One key transformation is the activation of every believer in the church to play an integral role. This involves encouraging and equipping them to advance the gospel within their "oikos," or their sphere of influence where they live, work, and play. This approach acknowledges that every believer has a unique sphere of influence that can catalyze kingdom advancement. In the Funnel Fusion process, we call this the Crowd Cloud.


Each believer's "oikos" is their everyday mission field. By activating every church member to be intentional about sharing their story and sharing the gospel, the message can reach corners of society and communities that traditional invite-someone-to-church strategies might struggle to access. When we as church leaders train every believer in the power and authority given them by Christ, we empower and equip them to multiply the message of the Gospel in ways we never could.


Vocation as a Catalyst

One of the central ideas here is recognizing that a believer's special calling and vocation can be a catalyst for advancing the kingdom to the ends of the earth. When believers understand that their passions, abilities, or gifts are not separate from their mission but an integral part of it, it can have a profound impact on everyone around them. This perspective challenges the compartmentalization of faith and work, encouraging believers to see their vocations as platforms for spreading the gospel, starting in their "Jerusalem" and extending to the ends of the Earth until there is no place left without the Gospel.

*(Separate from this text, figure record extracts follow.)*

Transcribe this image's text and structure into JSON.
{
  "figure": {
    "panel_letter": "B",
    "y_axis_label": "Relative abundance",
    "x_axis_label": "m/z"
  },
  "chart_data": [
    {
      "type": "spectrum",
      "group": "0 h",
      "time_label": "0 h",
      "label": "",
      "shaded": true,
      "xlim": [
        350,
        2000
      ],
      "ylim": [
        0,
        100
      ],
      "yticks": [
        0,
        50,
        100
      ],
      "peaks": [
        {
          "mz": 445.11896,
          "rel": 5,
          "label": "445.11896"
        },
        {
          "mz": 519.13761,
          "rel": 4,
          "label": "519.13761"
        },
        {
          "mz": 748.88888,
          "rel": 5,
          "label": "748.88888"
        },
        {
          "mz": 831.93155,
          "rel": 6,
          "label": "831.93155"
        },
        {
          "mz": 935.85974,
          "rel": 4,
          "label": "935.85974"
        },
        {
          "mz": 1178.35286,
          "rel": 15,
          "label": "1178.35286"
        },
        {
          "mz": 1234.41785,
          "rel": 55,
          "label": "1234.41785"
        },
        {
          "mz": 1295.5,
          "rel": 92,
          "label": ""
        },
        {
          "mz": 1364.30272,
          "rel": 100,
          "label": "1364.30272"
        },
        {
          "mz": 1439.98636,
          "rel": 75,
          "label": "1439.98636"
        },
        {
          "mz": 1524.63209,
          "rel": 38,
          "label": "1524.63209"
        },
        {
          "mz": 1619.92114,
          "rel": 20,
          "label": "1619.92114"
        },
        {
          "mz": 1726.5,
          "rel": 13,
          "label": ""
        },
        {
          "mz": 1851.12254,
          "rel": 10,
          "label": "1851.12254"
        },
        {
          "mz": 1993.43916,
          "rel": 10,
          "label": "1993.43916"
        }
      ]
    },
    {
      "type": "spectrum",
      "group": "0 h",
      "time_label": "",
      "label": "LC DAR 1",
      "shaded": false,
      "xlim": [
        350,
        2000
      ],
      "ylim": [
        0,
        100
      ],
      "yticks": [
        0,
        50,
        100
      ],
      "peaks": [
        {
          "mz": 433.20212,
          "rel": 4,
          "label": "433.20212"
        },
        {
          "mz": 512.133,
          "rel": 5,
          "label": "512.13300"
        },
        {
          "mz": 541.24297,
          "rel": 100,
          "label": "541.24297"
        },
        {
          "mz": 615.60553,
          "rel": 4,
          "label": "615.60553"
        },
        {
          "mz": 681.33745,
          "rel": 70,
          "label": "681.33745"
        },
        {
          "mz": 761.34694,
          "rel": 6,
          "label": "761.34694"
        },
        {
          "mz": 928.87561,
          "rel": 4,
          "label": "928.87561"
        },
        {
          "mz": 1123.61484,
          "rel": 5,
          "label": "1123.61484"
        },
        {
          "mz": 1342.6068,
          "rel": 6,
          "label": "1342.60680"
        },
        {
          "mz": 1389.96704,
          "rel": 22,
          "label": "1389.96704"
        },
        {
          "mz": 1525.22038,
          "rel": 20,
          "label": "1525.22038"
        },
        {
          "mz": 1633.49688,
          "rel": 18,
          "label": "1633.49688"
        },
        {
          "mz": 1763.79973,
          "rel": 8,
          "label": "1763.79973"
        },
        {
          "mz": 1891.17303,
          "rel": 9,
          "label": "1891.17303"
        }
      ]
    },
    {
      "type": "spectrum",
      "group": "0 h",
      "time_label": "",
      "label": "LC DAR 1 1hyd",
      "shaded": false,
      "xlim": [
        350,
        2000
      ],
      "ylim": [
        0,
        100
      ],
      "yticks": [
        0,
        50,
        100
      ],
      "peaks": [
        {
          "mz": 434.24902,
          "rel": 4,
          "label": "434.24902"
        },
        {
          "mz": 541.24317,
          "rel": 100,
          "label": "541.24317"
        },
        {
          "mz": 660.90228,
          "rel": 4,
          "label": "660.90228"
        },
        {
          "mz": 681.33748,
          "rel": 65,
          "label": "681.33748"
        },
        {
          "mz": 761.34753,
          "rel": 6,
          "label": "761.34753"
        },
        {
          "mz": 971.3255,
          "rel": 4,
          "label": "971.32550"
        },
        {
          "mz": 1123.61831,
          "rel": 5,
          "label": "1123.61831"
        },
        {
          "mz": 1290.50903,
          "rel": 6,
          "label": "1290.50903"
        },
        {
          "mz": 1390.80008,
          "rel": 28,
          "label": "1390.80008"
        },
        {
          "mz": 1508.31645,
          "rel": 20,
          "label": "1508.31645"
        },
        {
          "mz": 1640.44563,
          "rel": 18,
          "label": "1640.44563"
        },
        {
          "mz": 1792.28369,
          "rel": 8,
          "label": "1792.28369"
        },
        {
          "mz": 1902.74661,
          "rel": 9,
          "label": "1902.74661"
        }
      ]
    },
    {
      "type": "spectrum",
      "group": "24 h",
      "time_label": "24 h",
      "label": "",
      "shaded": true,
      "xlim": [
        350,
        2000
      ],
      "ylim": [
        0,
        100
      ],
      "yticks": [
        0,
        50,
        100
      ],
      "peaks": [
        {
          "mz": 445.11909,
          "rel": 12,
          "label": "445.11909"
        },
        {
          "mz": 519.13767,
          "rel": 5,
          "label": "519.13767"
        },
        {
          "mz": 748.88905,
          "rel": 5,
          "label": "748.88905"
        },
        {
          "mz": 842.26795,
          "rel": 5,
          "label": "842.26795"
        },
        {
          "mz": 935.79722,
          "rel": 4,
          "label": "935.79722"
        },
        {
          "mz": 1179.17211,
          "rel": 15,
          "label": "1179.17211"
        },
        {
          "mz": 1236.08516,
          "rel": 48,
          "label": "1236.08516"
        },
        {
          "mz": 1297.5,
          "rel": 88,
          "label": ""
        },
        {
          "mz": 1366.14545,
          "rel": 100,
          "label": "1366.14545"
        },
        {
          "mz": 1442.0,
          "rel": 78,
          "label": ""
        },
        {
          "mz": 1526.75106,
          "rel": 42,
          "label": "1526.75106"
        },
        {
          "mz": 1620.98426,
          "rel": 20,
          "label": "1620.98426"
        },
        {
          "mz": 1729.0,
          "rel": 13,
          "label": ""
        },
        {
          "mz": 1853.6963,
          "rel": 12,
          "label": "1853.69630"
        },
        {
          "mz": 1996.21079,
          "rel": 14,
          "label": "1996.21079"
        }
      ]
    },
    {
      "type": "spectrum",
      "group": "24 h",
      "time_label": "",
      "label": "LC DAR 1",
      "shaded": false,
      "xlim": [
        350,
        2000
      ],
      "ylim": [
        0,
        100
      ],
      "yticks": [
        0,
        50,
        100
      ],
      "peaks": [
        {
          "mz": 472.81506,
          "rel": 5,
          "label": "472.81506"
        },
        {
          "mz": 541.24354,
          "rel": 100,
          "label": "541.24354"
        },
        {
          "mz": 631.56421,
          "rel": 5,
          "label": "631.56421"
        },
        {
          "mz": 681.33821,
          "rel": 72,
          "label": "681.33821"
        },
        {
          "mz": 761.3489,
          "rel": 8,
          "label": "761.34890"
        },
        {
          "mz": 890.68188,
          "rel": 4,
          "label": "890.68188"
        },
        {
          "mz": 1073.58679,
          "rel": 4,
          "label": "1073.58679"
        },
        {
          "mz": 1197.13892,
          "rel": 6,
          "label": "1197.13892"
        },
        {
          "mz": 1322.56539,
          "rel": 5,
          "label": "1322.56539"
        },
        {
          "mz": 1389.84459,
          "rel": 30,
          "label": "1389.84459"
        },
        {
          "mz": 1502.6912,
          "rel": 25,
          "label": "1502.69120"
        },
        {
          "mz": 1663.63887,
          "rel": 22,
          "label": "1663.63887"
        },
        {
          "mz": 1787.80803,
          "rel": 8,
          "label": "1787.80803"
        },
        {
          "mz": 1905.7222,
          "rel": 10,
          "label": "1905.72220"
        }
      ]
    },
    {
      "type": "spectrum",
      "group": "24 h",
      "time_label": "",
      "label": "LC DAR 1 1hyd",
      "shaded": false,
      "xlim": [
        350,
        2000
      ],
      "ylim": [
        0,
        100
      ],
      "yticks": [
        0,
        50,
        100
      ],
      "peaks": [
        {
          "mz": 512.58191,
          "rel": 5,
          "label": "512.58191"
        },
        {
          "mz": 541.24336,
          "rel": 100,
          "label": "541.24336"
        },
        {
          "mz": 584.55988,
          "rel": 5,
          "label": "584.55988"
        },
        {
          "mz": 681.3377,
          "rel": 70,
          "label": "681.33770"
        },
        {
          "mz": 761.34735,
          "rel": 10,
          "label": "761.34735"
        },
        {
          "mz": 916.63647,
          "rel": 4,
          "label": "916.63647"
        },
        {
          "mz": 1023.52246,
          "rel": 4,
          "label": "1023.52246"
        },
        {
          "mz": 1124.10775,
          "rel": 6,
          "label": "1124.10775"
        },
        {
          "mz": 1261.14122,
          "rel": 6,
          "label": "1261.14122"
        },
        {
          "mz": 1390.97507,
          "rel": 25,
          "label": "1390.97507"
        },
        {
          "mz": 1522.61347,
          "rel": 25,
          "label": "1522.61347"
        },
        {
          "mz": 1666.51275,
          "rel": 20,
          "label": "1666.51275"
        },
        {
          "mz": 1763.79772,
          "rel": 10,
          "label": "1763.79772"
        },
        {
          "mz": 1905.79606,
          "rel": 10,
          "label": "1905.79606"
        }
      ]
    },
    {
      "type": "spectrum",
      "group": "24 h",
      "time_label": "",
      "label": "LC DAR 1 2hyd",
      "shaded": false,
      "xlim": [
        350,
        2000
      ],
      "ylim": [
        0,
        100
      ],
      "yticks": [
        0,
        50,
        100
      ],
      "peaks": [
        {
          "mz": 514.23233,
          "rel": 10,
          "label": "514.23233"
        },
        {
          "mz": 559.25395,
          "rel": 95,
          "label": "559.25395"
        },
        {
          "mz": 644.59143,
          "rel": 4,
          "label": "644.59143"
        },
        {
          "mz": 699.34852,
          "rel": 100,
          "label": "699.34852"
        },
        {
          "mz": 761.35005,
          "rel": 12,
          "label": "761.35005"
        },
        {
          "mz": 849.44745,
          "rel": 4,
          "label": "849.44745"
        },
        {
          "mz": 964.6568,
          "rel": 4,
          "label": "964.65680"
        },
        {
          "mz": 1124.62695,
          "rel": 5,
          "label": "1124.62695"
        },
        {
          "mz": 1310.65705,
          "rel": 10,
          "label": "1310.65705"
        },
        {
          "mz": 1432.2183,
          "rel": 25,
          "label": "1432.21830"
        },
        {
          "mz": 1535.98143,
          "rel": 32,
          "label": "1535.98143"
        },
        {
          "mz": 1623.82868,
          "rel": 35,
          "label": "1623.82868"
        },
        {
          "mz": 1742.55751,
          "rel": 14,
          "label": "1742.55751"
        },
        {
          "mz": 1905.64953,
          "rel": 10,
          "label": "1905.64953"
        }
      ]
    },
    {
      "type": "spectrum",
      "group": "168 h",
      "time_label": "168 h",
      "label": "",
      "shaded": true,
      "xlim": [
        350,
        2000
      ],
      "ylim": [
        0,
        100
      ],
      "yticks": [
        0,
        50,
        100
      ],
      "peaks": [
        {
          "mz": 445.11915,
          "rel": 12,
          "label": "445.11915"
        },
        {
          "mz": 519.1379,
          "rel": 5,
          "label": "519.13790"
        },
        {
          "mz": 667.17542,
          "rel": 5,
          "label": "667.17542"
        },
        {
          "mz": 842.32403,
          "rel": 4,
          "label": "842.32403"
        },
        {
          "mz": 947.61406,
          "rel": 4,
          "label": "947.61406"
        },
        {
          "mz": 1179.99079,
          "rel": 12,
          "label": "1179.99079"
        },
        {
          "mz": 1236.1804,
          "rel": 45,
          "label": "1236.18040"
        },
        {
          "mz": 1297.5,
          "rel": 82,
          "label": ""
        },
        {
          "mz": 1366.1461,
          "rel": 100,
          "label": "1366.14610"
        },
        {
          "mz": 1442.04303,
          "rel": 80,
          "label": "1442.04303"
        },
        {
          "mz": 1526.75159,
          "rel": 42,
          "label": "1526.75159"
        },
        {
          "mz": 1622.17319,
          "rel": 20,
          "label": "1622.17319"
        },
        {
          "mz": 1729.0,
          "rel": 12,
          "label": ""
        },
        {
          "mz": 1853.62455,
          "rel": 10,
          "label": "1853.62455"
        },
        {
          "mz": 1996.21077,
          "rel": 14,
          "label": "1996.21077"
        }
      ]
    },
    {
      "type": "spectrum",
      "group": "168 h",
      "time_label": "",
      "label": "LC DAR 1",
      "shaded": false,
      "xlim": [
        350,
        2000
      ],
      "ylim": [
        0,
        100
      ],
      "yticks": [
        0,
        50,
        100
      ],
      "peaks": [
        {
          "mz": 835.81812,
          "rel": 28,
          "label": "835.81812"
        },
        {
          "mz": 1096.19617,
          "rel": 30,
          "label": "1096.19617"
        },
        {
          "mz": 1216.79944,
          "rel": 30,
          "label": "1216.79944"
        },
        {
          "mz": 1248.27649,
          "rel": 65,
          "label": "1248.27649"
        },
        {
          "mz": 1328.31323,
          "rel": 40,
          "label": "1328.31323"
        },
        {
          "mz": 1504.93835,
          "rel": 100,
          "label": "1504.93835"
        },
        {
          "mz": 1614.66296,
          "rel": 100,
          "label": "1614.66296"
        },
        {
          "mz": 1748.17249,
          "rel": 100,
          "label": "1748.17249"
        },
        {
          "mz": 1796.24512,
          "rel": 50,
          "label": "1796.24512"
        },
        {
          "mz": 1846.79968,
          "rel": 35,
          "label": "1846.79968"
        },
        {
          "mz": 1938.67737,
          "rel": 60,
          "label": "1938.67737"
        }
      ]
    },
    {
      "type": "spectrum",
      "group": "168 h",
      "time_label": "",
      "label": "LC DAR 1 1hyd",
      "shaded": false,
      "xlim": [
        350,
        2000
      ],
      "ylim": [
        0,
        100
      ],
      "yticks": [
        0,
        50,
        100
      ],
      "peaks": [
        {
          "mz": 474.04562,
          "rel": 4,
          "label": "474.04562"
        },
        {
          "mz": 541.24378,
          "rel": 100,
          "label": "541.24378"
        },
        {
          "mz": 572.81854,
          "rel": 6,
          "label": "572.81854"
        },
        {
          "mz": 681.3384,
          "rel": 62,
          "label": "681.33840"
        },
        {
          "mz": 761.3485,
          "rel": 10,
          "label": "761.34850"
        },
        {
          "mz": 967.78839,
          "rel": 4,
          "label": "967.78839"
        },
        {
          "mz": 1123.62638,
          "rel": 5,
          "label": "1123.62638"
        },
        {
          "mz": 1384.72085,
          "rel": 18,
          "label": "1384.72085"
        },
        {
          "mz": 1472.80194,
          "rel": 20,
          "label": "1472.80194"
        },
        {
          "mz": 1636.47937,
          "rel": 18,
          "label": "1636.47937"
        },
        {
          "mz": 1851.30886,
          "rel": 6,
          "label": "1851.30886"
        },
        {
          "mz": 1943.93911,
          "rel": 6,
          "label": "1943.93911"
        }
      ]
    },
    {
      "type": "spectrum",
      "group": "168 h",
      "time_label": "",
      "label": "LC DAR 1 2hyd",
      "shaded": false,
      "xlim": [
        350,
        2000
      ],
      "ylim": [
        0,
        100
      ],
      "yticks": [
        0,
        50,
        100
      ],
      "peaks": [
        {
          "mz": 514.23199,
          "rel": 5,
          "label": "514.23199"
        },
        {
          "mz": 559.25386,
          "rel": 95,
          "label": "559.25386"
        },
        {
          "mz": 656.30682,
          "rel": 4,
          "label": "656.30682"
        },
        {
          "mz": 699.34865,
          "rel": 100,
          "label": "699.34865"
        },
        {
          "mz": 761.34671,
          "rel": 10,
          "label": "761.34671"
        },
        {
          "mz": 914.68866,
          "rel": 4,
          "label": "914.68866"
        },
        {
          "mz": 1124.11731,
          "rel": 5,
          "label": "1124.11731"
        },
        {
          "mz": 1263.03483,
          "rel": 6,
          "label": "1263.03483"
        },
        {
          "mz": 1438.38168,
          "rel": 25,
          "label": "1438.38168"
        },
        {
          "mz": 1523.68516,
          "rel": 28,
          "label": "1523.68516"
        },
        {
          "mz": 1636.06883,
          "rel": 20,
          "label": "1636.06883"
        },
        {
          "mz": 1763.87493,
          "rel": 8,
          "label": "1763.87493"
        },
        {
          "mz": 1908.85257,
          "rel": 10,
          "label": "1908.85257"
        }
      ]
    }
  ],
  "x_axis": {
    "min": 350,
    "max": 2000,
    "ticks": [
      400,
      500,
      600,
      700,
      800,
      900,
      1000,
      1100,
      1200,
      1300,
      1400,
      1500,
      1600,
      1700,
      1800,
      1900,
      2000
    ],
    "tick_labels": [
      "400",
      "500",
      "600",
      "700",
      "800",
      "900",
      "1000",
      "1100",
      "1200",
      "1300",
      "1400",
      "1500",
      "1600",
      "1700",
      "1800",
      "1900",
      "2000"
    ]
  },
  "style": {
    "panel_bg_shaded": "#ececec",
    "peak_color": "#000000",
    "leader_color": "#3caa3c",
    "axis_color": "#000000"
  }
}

Bridging Global and Local Missions

By empowering believers to see their vocations as tools for kingdom advancement, the church can bridge the gap between global and local missions. It highlights that the ends of the earth can begin in one's neighborhood, workplace, or social circles. This approach can lead to a more comprehensive and interconnected approach to mission work, fostering unity and synergy within the church.


Conclusion

Rethinking the Great Commission as a finite game with a clear endpoint challenges the church to activate every believer to advance the gospel in their sphere of influence and to multiply that mission until everyone hears the Good News. The goal is to inspire and train every believer to be a catalyst for kingdom advancement, working toward a world where no place is left without the gospel, fulfilling the very essence of the Great Commission.


What if we saw every church member not as passive attendees but as active agents in the mission? Imagine the potential transformation in our approach to fulfilling the Great Commission. It's not just the task of a select few but an endeavor in which everyone participates.


What if the church could bridge the gap between global and local missions by acknowledging that the ends of the earth could begin in your own backyard? What if we saw our neighborhoods, workplaces, and social circles as integral parts of a larger mission strategy?


What if our vision was truly "no place left"? What if we believed that every interaction, every relationship, and every vocation could contribute to a world where no place on earth is left without the gospel? How might that inspire us to be more intentional in our work as church leaders?